Nathalie Normandeau au palais de justice de Québec en novembre 2017
Nathalie Normandeau au palais de justice de Québec en novembre 2017

Procès Côté-Normandeau: la défense a causé les délais, dit la Couronne

Le procès de Marc-Yvan Côté, Nathalie Normandeau et leurs coaccusés serait terminé depuis le printemps 2018, estime la Couronne, si les accusés — sauf l’ancienne vice-première ministre — n’avaient pas contesté la décision du juge qui refusait d’assigner des journalistes à témoigner.

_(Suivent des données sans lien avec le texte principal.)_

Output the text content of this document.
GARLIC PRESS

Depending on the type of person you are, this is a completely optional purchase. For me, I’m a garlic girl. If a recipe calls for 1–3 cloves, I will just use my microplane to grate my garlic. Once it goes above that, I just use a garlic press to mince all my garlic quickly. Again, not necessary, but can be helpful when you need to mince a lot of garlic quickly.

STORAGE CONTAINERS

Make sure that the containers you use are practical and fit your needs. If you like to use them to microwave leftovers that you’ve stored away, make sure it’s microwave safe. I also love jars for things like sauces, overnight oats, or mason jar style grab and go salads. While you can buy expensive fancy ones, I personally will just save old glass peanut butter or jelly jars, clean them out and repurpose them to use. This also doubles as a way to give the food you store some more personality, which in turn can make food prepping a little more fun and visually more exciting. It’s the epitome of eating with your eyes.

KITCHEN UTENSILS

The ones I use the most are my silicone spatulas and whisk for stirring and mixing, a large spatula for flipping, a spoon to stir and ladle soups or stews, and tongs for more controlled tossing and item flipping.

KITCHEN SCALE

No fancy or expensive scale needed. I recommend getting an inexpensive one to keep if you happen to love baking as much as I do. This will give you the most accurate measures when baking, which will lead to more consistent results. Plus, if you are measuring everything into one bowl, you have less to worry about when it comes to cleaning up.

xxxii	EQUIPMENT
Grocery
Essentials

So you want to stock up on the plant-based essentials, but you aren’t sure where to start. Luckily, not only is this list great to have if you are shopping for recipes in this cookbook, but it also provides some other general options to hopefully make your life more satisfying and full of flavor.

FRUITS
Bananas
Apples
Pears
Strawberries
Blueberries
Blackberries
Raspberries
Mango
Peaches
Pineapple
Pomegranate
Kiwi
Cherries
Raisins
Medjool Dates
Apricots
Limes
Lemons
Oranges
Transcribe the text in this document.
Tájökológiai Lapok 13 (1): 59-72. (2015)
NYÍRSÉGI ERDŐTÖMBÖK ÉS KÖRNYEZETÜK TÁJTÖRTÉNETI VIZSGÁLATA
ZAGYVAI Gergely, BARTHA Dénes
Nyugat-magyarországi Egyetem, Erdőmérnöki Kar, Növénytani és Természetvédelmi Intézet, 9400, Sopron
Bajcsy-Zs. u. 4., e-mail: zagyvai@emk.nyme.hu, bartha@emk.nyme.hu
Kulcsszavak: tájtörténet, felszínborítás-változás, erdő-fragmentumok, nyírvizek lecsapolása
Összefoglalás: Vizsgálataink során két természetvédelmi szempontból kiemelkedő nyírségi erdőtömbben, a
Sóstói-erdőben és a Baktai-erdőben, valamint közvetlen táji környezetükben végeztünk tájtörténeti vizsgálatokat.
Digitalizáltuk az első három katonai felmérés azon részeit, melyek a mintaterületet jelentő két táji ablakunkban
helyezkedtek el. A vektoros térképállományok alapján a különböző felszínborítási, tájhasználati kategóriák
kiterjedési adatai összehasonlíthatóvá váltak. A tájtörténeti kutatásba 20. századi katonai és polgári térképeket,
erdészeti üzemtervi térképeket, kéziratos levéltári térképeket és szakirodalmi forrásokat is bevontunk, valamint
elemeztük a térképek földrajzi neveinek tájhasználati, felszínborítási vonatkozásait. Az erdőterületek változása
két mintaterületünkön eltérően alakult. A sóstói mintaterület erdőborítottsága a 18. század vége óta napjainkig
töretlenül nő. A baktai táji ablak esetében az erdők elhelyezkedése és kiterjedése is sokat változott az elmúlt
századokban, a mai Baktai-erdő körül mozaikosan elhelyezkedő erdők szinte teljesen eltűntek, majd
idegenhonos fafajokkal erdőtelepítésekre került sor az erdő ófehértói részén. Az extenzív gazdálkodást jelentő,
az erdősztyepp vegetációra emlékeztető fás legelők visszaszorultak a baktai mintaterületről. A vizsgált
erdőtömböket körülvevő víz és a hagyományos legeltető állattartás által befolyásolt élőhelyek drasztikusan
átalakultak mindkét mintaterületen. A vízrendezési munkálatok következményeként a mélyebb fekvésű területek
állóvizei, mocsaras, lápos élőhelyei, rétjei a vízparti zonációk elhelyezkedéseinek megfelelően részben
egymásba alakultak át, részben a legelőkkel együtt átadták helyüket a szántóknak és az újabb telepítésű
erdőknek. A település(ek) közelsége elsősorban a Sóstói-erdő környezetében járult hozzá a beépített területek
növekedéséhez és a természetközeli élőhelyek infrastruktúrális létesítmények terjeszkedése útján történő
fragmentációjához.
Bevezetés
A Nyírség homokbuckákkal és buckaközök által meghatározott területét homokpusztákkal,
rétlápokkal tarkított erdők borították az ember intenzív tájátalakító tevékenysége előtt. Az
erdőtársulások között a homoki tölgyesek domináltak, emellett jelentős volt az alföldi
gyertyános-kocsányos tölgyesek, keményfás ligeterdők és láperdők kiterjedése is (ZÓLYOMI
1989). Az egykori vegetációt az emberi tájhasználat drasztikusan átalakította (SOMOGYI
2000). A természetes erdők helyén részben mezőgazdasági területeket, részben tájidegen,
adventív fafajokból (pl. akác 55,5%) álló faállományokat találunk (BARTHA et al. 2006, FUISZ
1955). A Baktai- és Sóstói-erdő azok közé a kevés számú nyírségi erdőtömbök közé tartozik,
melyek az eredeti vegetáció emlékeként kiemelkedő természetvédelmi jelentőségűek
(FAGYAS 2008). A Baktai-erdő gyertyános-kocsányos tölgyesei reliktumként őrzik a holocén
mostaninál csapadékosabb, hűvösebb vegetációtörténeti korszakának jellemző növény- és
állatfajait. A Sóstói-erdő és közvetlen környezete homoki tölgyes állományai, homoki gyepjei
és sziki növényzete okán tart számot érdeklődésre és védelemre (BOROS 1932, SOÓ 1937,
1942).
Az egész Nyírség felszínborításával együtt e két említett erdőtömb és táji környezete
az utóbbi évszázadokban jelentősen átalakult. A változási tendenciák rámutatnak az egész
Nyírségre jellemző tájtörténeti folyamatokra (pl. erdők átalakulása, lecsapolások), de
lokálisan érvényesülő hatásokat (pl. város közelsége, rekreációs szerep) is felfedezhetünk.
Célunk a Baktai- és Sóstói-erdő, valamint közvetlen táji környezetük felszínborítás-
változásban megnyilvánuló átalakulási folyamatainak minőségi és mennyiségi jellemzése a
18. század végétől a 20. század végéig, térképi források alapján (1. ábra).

Petit rappel. L’avocat de Marc-Yvan Côté a déposé une demande en arrêt des procédures de type Babos pour une conduite prétendument indigne de l’État, à savoir des fuites orchestrées par l’UPAC. Me Jacques Larochelle demandait que soit assignée la journaliste de Radio-Canada Marie-Maude Denis. Le juge André Perreault de la Cour du Québec a refusé en février 2018. C’est à partir de là qu’une série d’appels interlocutoires vont s’enchaîner, jusqu’à la décision de la Cour suprême en septembre 2019, qui maintenait le refus d’assigner la journaliste et renvoyait l’affaire devant le tribunal inférieur.

Au quatrième jour de débat sur la requête en vertu de l’arrêt Jordan, la représentante du Directeur des poursuites criminelles et pénales (DPCP), Me Geneviève Gravel, convenait devant la cour vendredi que les fuites sont un événement «malheureux, qui ont eu un impact important sur les délais».

Mais les fuites ne sont pas la cause des délais, affirme la procureure. Car les fuites n’empêchaient pas le procès de se dérouler dans un délai raisonnable, ajoute Me Gravel. Rappelons que le procès des six coaccusés avait été fixé au 9 avril 2018, deux ans après la vague d’arrestations. «Ce qui a entraîné les délais, ce sont les appels interlocutoires de la défense pour faire témoigner la journaliste», insiste la représentante de la Couronne.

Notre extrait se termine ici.